It’s well known that Apple is working hard to bring innovation to augmented reality and self-driving cars (in some capacity). However, new hires recently made by the company are making a satellite project seem likely.
A new Bloomberg report details that Apple has hired two former Google satellite executives as it starts a new hardware team.
The iPhone maker has recruited a pair of top Google satellite executives for a new hardware team, according to people familiar with the matter. John Fenwick, who led Google’s spacecraft operations, and Michael Trela, head of satellite engineering, left Alphabet Inc.’s Google for Apple in recent weeks, the people said. They report to Greg Duffy, co-founder of camera maker Dropcam, who joined Apple earlier this year, the people said.
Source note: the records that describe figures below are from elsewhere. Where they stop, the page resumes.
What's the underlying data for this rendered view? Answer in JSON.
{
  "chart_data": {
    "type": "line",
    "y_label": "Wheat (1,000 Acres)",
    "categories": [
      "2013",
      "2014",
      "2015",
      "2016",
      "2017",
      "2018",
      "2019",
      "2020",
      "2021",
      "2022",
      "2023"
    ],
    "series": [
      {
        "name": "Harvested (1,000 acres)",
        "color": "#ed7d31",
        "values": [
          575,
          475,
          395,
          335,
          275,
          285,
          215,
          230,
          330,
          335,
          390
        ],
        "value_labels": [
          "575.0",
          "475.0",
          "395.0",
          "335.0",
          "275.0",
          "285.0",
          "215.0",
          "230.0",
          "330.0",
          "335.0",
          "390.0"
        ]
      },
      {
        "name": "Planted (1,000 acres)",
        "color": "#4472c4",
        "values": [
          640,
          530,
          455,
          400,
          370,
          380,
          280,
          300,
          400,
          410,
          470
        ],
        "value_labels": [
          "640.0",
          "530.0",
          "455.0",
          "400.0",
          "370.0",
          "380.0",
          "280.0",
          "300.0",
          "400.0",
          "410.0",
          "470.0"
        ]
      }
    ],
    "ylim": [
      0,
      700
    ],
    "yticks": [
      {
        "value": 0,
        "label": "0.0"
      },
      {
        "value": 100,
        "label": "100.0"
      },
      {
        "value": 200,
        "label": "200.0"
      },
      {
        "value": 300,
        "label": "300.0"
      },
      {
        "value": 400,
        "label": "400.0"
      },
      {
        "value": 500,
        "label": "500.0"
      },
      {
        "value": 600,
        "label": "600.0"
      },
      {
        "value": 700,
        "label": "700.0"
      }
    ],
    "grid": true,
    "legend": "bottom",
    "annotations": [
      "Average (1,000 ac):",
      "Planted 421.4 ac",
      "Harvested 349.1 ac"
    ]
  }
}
Satellite design and operation are highly expensive and the report notes that most projects in this field are focused on collecting images or for communications. An unnamed source shared that Boeing has plans to roll out a satellite broadband network and Apple has been it talks with the company about possible involvement.
In a regulatory filing last year, Boeing Co. detailed a plan to provide broadband access through more than 1,000 satellites in low-earth orbit. The aerospace company has talked with Apple about the technology company being an investor-partner in the project, a person familiar with the situation said. It’s unclear if those talks will result in a deal.
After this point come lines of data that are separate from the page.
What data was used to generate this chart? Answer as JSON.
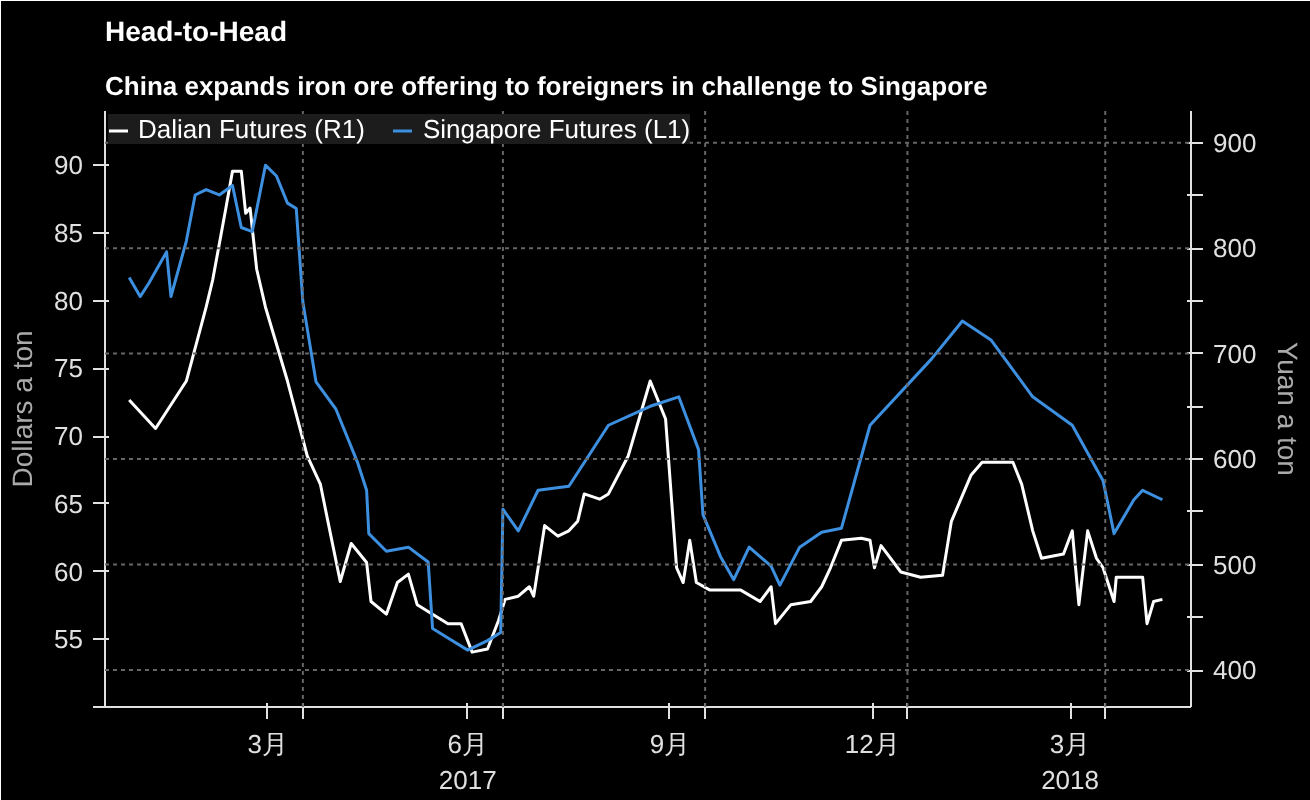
{
  "chart_data": {
    "type": "line",
    "title": "Head-to-Head",
    "subtitle": "China expands iron ore offering to foreigners in challenge to Singapore",
    "ylabel": "Dollars a ton",
    "y2label": "Yuan a ton",
    "xlim": [
      "2017-01-01",
      "2018-05-10"
    ],
    "xticks": [
      {
        "value": "2017-03-16",
        "label": "3月"
      },
      {
        "value": "2017-06-15",
        "label": "6月\n2017"
      },
      {
        "value": "2017-09-15",
        "label": "9月"
      },
      {
        "value": "2017-12-16",
        "label": "12月"
      },
      {
        "value": "2018-03-16",
        "label": "3月\n2018"
      },
      {
        "value": "2017-04-01",
        "label": null
      },
      {
        "value": "2017-07-01",
        "label": null
      },
      {
        "value": "2017-10-01",
        "label": null
      },
      {
        "value": "2018-01-01",
        "label": null
      },
      {
        "value": "2018-04-01",
        "label": null
      }
    ],
    "ylim": [
      50,
      94
    ],
    "yticks": [
      {
        "value": 50,
        "label": null
      },
      55,
      60,
      65,
      70,
      75,
      80,
      85,
      90
    ],
    "y2lim": [
      365,
      930
    ],
    "y2ticks": [
      400,
      {
        "value": 450,
        "label": null
      },
      500,
      {
        "value": 550,
        "label": null
      },
      600,
      {
        "value": 650,
        "label": null
      },
      700,
      {
        "value": 750,
        "label": null
      },
      800,
      {
        "value": 850,
        "label": null
      },
      900
    ],
    "grid": true,
    "legend": "top left",
    "line_style": "solid",
    "marker": "none",
    "series": [
      {
        "name": "Dalian Futures (R1)",
        "color": "#ffffff",
        "axis": "y2",
        "x": [
          "2017-01-12",
          "2017-01-24",
          "2017-02-07",
          "2017-02-16",
          "2017-02-19",
          "2017-02-25",
          "2017-02-28",
          "2017-03-04",
          "2017-03-06",
          "2017-03-08",
          "2017-03-11",
          "2017-03-15",
          "2017-03-25",
          "2017-04-03",
          "2017-04-09",
          "2017-04-12",
          "2017-04-18",
          "2017-04-23",
          "2017-04-30",
          "2017-05-02",
          "2017-05-09",
          "2017-05-14",
          "2017-05-19",
          "2017-05-23",
          "2017-05-30",
          "2017-06-06",
          "2017-06-12",
          "2017-06-17",
          "2017-06-24",
          "2017-06-29",
          "2017-07-02",
          "2017-07-08",
          "2017-07-13",
          "2017-07-15",
          "2017-07-20",
          "2017-07-26",
          "2017-07-31",
          "2017-08-04",
          "2017-08-07",
          "2017-08-14",
          "2017-08-18",
          "2017-08-27",
          "2017-09-06",
          "2017-09-13",
          "2017-09-18",
          "2017-09-21",
          "2017-09-24",
          "2017-09-27",
          "2017-10-03",
          "2017-10-17",
          "2017-10-26",
          "2017-10-31",
          "2017-11-02",
          "2017-11-09",
          "2017-11-18",
          "2017-11-23",
          "2017-11-27",
          "2017-12-02",
          "2017-12-11",
          "2017-12-15",
          "2017-12-17",
          "2017-12-20",
          "2017-12-29",
          "2018-01-07",
          "2018-01-17",
          "2018-01-21",
          "2018-01-30",
          "2018-02-04",
          "2018-02-18",
          "2018-02-22",
          "2018-02-27",
          "2018-03-03",
          "2018-03-13",
          "2018-03-17",
          "2018-03-20",
          "2018-03-24",
          "2018-03-28",
          "2018-03-31",
          "2018-04-05",
          "2018-04-06",
          "2018-04-18",
          "2018-04-20",
          "2018-04-23",
          "2018-04-27"
        ],
        "values": [
          656,
          629,
          674,
          744,
          770,
          838,
          873,
          873,
          833,
          838,
          780,
          744,
          674,
          603,
          576,
          545,
          484,
          520,
          502,
          465,
          453,
          483,
          491,
          462,
          453,
          444,
          444,
          417,
          420,
          447,
          467,
          470,
          479,
          470,
          537,
          527,
          532,
          541,
          567,
          562,
          567,
          603,
          674,
          638,
          497,
          483,
          523,
          483,
          476,
          476,
          465,
          479,
          444,
          462,
          465,
          479,
          497,
          523,
          525,
          523,
          497,
          518,
          493,
          488,
          490,
          541,
          585,
          597,
          597,
          576,
          532,
          506,
          510,
          532,
          462,
          532,
          506,
          497,
          465,
          488,
          488,
          444,
          465,
          467
        ]
      },
      {
        "name": "Singapore Futures (L1)",
        "color": "#3d8fe0",
        "x": [
          "2017-01-12",
          "2017-01-17",
          "2017-01-21",
          "2017-01-29",
          "2017-01-31",
          "2017-02-07",
          "2017-02-11",
          "2017-02-16",
          "2017-02-22",
          "2017-02-28",
          "2017-03-04",
          "2017-03-09",
          "2017-03-15",
          "2017-03-20",
          "2017-03-25",
          "2017-03-29",
          "2017-04-01",
          "2017-04-07",
          "2017-04-16",
          "2017-04-26",
          "2017-04-30",
          "2017-05-01",
          "2017-05-09",
          "2017-05-19",
          "2017-05-28",
          "2017-05-30",
          "2017-06-06",
          "2017-06-15",
          "2017-06-24",
          "2017-06-30",
          "2017-07-01",
          "2017-07-08",
          "2017-07-17",
          "2017-07-31",
          "2017-08-18",
          "2017-09-06",
          "2017-09-19",
          "2017-09-28",
          "2017-09-30",
          "2017-10-08",
          "2017-10-14",
          "2017-10-21",
          "2017-10-31",
          "2017-11-04",
          "2017-11-13",
          "2017-11-23",
          "2017-12-02",
          "2017-12-15",
          "2018-01-12",
          "2018-01-26",
          "2018-02-08",
          "2018-02-27",
          "2018-03-17",
          "2018-03-31",
          "2018-04-05",
          "2018-04-14",
          "2018-04-18",
          "2018-04-27"
        ],
        "values": [
          81.7,
          80.3,
          81.3,
          83.6,
          80.3,
          84.4,
          87.8,
          88.2,
          87.8,
          88.5,
          85.4,
          85.1,
          90,
          89.2,
          87.2,
          86.8,
          79.9,
          74,
          72,
          68,
          66,
          62.8,
          61.5,
          61.8,
          60.7,
          55.8,
          55.1,
          54.2,
          54.9,
          55.5,
          64.6,
          63,
          66,
          66.3,
          70.8,
          72.2,
          72.9,
          69,
          64.2,
          61.1,
          59.4,
          61.8,
          60.4,
          59,
          61.8,
          62.9,
          63.2,
          70.8,
          75.7,
          78.5,
          77.1,
          72.9,
          70.8,
          66.7,
          62.8,
          65.3,
          66,
          65.3
        ]
      }
    ]
  }
}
However, Apple may be more interested in how this new hardware team headed by Fenwick and Trela could improve its maps services and possible integration with future AR features.
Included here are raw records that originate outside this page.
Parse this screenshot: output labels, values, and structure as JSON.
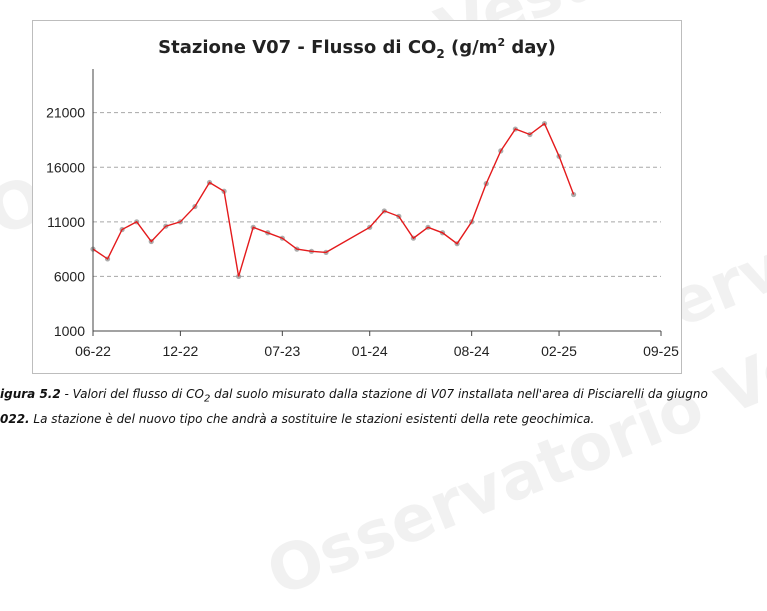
{
  "watermark": {
    "text": "Osservatorio Vesuviano"
  },
  "chart_data": {
    "type": "scatter",
    "title": {
      "main": "Stazione V07 - Flusso di CO",
      "sub": "2",
      "rest": " (g/m",
      "sup": "2",
      "tail": " day)"
    },
    "xlabel": "",
    "ylabel": "",
    "x_ticks": [
      "06-22",
      "12-22",
      "07-23",
      "01-24",
      "08-24",
      "02-25",
      "09-25"
    ],
    "xlim": [
      "2022-06",
      "2025-09"
    ],
    "y_ticks": [
      1000,
      6000,
      11000,
      16000,
      21000
    ],
    "ylim": [
      1000,
      25000
    ],
    "grid": "horizontal-dashed",
    "legend": "none",
    "series": [
      {
        "kind": "scatter",
        "color": "#9e9e9e",
        "x": [
          "2022-06",
          "2022-07",
          "2022-08",
          "2022-09",
          "2022-10",
          "2022-11",
          "2022-12",
          "2023-01",
          "2023-02",
          "2023-03",
          "2023-04",
          "2023-05",
          "2023-06",
          "2023-07",
          "2023-08",
          "2023-09",
          "2023-10",
          "2024-01",
          "2024-02",
          "2024-03",
          "2024-04",
          "2024-05",
          "2024-06",
          "2024-07",
          "2024-08",
          "2024-09",
          "2024-10",
          "2024-11",
          "2024-12",
          "2025-01",
          "2025-02",
          "2025-03"
        ],
        "values": [
          8500,
          7600,
          10300,
          11000,
          9200,
          10600,
          11000,
          12400,
          14600,
          13800,
          6000,
          10500,
          10000,
          9500,
          8500,
          8300,
          8200,
          10500,
          12000,
          11500,
          9500,
          10500,
          10000,
          9000,
          11000,
          14500,
          17500,
          19500,
          19000,
          20000,
          17000,
          13500
        ]
      },
      {
        "kind": "line",
        "color": "#e41a1c",
        "x": [
          "2022-06",
          "2022-07",
          "2022-08",
          "2022-09",
          "2022-10",
          "2022-11",
          "2022-12",
          "2023-01",
          "2023-02",
          "2023-03",
          "2023-04",
          "2023-05",
          "2023-06",
          "2023-07",
          "2023-08",
          "2023-09",
          "2023-10",
          "2024-01",
          "2024-02",
          "2024-03",
          "2024-04",
          "2024-05",
          "2024-06",
          "2024-07",
          "2024-08",
          "2024-09",
          "2024-10",
          "2024-11",
          "2024-12",
          "2025-01",
          "2025-02",
          "2025-03"
        ],
        "values": [
          8500,
          7600,
          10300,
          11000,
          9200,
          10600,
          11000,
          12400,
          14600,
          13800,
          6000,
          10500,
          10000,
          9500,
          8500,
          8300,
          8200,
          10500,
          12000,
          11500,
          9500,
          10500,
          10000,
          9000,
          11000,
          14500,
          17500,
          19500,
          19000,
          20000,
          17000,
          13500
        ]
      }
    ]
  },
  "caption": {
    "label": "igura 5.2",
    "line1_text": " - Valori del flusso di CO",
    "line1_sub": "2",
    "line1_rest": " dal suolo misurato dalla stazione di V07 installata nell'area di Pisciarelli da giugno",
    "line2_bold": "022.",
    "line2_text": " La stazione è del nuovo tipo che andrà a sostituire le stazioni esistenti della rete geochimica."
  }
}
It’s already trying to use drones to capture and update map information faster than its existing fleet of camera-and-sensor ladened minivans. And in 2015, it acquired Aether Industries LLC, which develops near-space technology such as high bandwidth radio transceivers and high-altitude balloons.
This seems a more likely focus for this new endeavor as Fenwick and Trela’s direct report Greg Duffy has mostly image and video product experience from his time at Dropcam. The unnamed source(s) close to this matter also pointed out that Apple’s SVP of hardware engineering, Dan Riccio, will oversee this team as he already does for Apple’s AR work.